Cette intervention a été qualifiée de « remarque constructive » par le représentant de l’Arabie saoudite qui a, lui aussi, appelé à appuyer les actions antiterroristes de l’ONU dans le cadre du budget ordinaire de l’Organisation, et à renforcer la transparence de ces activités.  

La délégation saoudienne a en revanche regretté les propos du représentant de la Syrie qui avait, au préalable, appelé à ce que le Bureau de lutte contre le terrorisme soit  préservé de l’influence de certains États Membres, « dont l’Arabie saoudite », affirmant que cet État finance des actes terroristes en Syrie.   

Devant l’Assemblée générale, le représentant saoudien a déclaré que le régime syrien ne pouvait se permettre d’évoquer le problème du terrorisme « car ses mains sont entachées du sang de son propre peuple », une intervention qui a valu au représentant syrien de reprendre la parole pour exercer son droit de réponse et appeler l’Arabie saoudite à cesser d’exporter le wahhabisme.  
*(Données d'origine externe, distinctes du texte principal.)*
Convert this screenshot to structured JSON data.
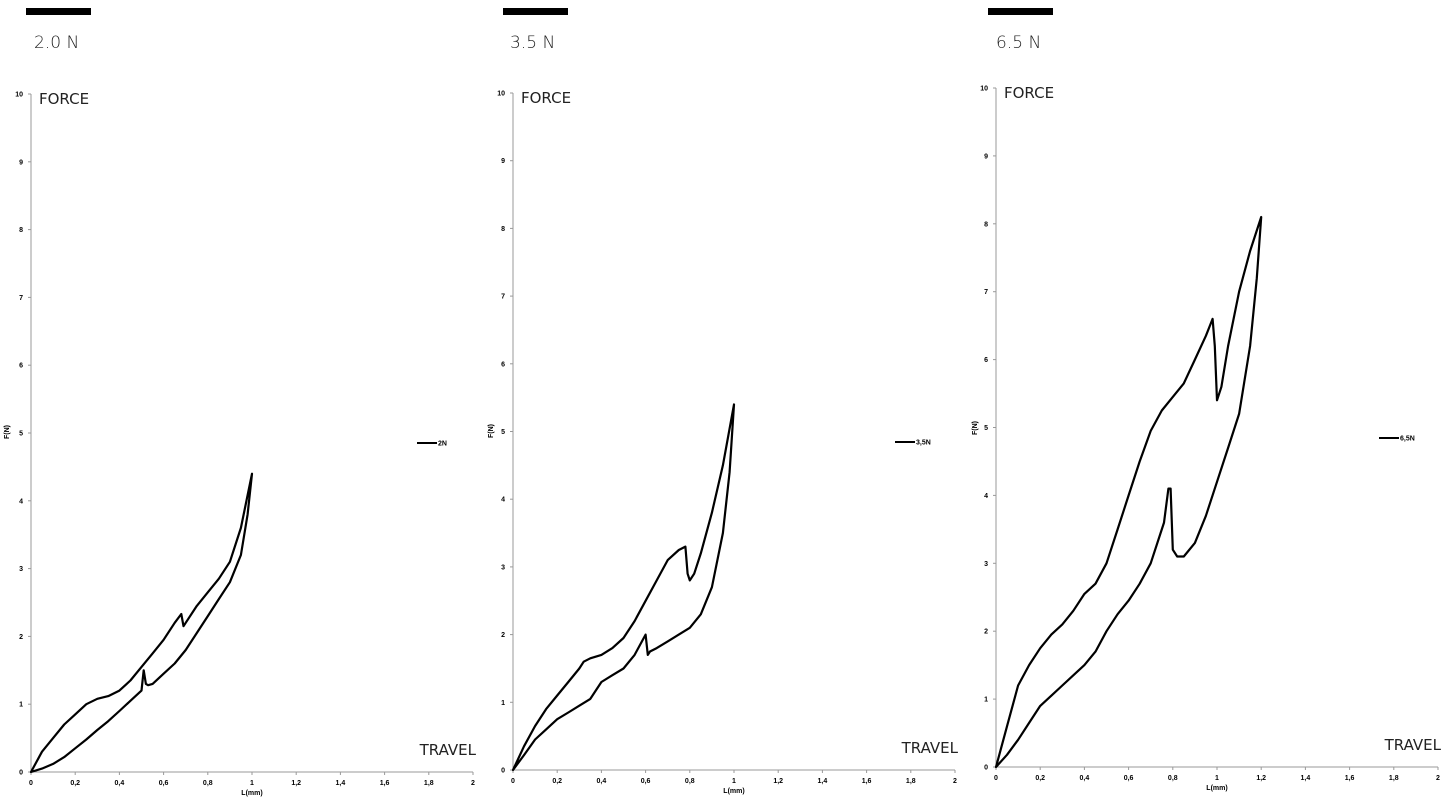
{
  "chart_data": [
    {
      "type": "line",
      "rating": "2.0 N",
      "y_corner_label": "FORCE",
      "x_corner_label": "TRAVEL",
      "xlabel": "L(mm)",
      "ylabel": "F(N)",
      "xlim": [
        0,
        2
      ],
      "ylim": [
        0,
        10
      ],
      "x_ticks": [
        "0",
        "0,2",
        "0,4",
        "0,6",
        "0,8",
        "1",
        "1,2",
        "1,4",
        "1,6",
        "1,8",
        "2"
      ],
      "y_ticks": [
        "0",
        "1",
        "2",
        "3",
        "4",
        "5",
        "6",
        "7",
        "8",
        "9",
        "10"
      ],
      "legend_position": "right",
      "grid": false,
      "series": [
        {
          "name": "2N",
          "x": [
            0,
            0.05,
            0.1,
            0.15,
            0.2,
            0.25,
            0.3,
            0.35,
            0.4,
            0.45,
            0.5,
            0.55,
            0.6,
            0.65,
            0.68,
            0.69,
            0.7,
            0.75,
            0.8,
            0.85,
            0.9,
            0.95,
            1.0,
            0.98,
            0.95,
            0.9,
            0.85,
            0.8,
            0.75,
            0.7,
            0.65,
            0.6,
            0.55,
            0.53,
            0.52,
            0.51,
            0.5,
            0.45,
            0.4,
            0.35,
            0.3,
            0.25,
            0.2,
            0.15,
            0.1,
            0.05,
            0
          ],
          "y": [
            0,
            0.3,
            0.5,
            0.7,
            0.85,
            1.0,
            1.08,
            1.12,
            1.2,
            1.35,
            1.55,
            1.75,
            1.95,
            2.2,
            2.33,
            2.15,
            2.2,
            2.45,
            2.65,
            2.85,
            3.1,
            3.6,
            4.4,
            3.8,
            3.2,
            2.8,
            2.55,
            2.3,
            2.05,
            1.8,
            1.6,
            1.45,
            1.3,
            1.28,
            1.3,
            1.5,
            1.2,
            1.05,
            0.9,
            0.75,
            0.62,
            0.48,
            0.35,
            0.22,
            0.12,
            0.05,
            0
          ]
        }
      ]
    },
    {
      "type": "line",
      "rating": "3.5 N",
      "y_corner_label": "FORCE",
      "x_corner_label": "TRAVEL",
      "xlabel": "L(mm)",
      "ylabel": "F(N)",
      "xlim": [
        0,
        2
      ],
      "ylim": [
        0,
        10
      ],
      "x_ticks": [
        "0",
        "0,2",
        "0,4",
        "0,6",
        "0,8",
        "1",
        "1,2",
        "1,4",
        "1,6",
        "1,8",
        "2"
      ],
      "y_ticks": [
        "0",
        "1",
        "2",
        "3",
        "4",
        "5",
        "6",
        "7",
        "8",
        "9",
        "10"
      ],
      "legend_position": "right",
      "grid": false,
      "series": [
        {
          "name": "3,5N",
          "x": [
            0,
            0.05,
            0.1,
            0.15,
            0.2,
            0.25,
            0.3,
            0.32,
            0.35,
            0.4,
            0.45,
            0.5,
            0.55,
            0.6,
            0.65,
            0.7,
            0.75,
            0.78,
            0.79,
            0.8,
            0.82,
            0.85,
            0.9,
            0.95,
            1.0,
            0.98,
            0.95,
            0.9,
            0.85,
            0.8,
            0.75,
            0.7,
            0.65,
            0.62,
            0.61,
            0.6,
            0.55,
            0.5,
            0.45,
            0.4,
            0.35,
            0.3,
            0.25,
            0.2,
            0.15,
            0.1,
            0.05,
            0
          ],
          "y": [
            0,
            0.35,
            0.65,
            0.9,
            1.1,
            1.3,
            1.5,
            1.6,
            1.65,
            1.7,
            1.8,
            1.95,
            2.2,
            2.5,
            2.8,
            3.1,
            3.25,
            3.3,
            2.9,
            2.8,
            2.9,
            3.2,
            3.8,
            4.5,
            5.4,
            4.4,
            3.5,
            2.7,
            2.3,
            2.1,
            2.0,
            1.9,
            1.8,
            1.75,
            1.7,
            2.0,
            1.7,
            1.5,
            1.4,
            1.3,
            1.05,
            0.95,
            0.85,
            0.75,
            0.6,
            0.45,
            0.22,
            0
          ]
        }
      ]
    },
    {
      "type": "line",
      "rating": "6.5 N",
      "y_corner_label": "FORCE",
      "x_corner_label": "TRAVEL",
      "xlabel": "L(mm)",
      "ylabel": "F(N)",
      "xlim": [
        0,
        2
      ],
      "ylim": [
        0,
        10
      ],
      "x_ticks": [
        "0",
        "0,2",
        "0,4",
        "0,6",
        "0,8",
        "1",
        "1,2",
        "1,4",
        "1,6",
        "1,8",
        "2"
      ],
      "y_ticks": [
        "0",
        "1",
        "2",
        "3",
        "4",
        "5",
        "6",
        "7",
        "8",
        "9",
        "10"
      ],
      "legend_position": "right",
      "grid": false,
      "series": [
        {
          "name": "6,5N",
          "x": [
            0,
            0.05,
            0.1,
            0.15,
            0.2,
            0.25,
            0.3,
            0.35,
            0.4,
            0.45,
            0.5,
            0.55,
            0.6,
            0.65,
            0.7,
            0.75,
            0.8,
            0.85,
            0.9,
            0.95,
            0.98,
            0.99,
            1.0,
            1.02,
            1.05,
            1.1,
            1.15,
            1.2,
            1.18,
            1.15,
            1.1,
            1.05,
            1.0,
            0.95,
            0.9,
            0.85,
            0.82,
            0.8,
            0.79,
            0.78,
            0.76,
            0.7,
            0.65,
            0.6,
            0.55,
            0.5,
            0.45,
            0.4,
            0.35,
            0.3,
            0.25,
            0.2,
            0.15,
            0.1,
            0.05,
            0
          ],
          "y": [
            0,
            0.6,
            1.2,
            1.5,
            1.75,
            1.95,
            2.1,
            2.3,
            2.55,
            2.7,
            3.0,
            3.5,
            4.0,
            4.5,
            4.95,
            5.25,
            5.45,
            5.65,
            6.0,
            6.35,
            6.6,
            6.2,
            5.4,
            5.6,
            6.2,
            7.0,
            7.6,
            8.1,
            7.2,
            6.2,
            5.2,
            4.7,
            4.2,
            3.7,
            3.3,
            3.1,
            3.1,
            3.2,
            4.1,
            4.1,
            3.6,
            3.0,
            2.7,
            2.45,
            2.25,
            2.0,
            1.7,
            1.5,
            1.35,
            1.2,
            1.05,
            0.9,
            0.65,
            0.4,
            0.18,
            0
          ]
        }
      ]
    }
  ]
}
L’Assemblée générale a par ailleurs élu les 18 pays suivants pour siéger à l’ECOSOC pour un mandat de trois ans commençant le 1er janvier 2018: Allemagne (182 voix), Bélarus (182 voix), Équateur (182 voix), El Salvador (181 voix), Espagne (181 voix), France (177 voix), Ghana (183 voix), Inde (183 voix), Irlande (180 voix), Japon (185 voix), Malawi (184 voix), Mexique (182 voix), Maroc (177 voix), Philippines (182 voix), Soudan (175 voix), Togo (184 voix), Turquie (179 voix) et Uruguay (180 voix). 

Elle a également élu par 172 voix la Roumanie, pour un mandat qui se terminera le 31 décembre 2019, pour remplacer la Bosnie-Herzégovine qui renoncera à son siège en décembre 2017.  Elle a aussi élu le Canada (166 voix) et le Danemark (167 voix), qui remplaceront l’Australie et la Suède qui renonceront eux aussi à leurs sièges le 31 décembre 2017.  Le mandat du Canada se terminera le 31 décembre 2018 et celui du Danemark le 31 décembre 2019.  Les trois pays qui ont été élus lors de ces élections partielles rempliront leurs nouvelles fonctions à compter du 1er janvier 2018.

La prochaine réunion de l’Assemblée générale sera annoncée dans le Journal des Nations Unies.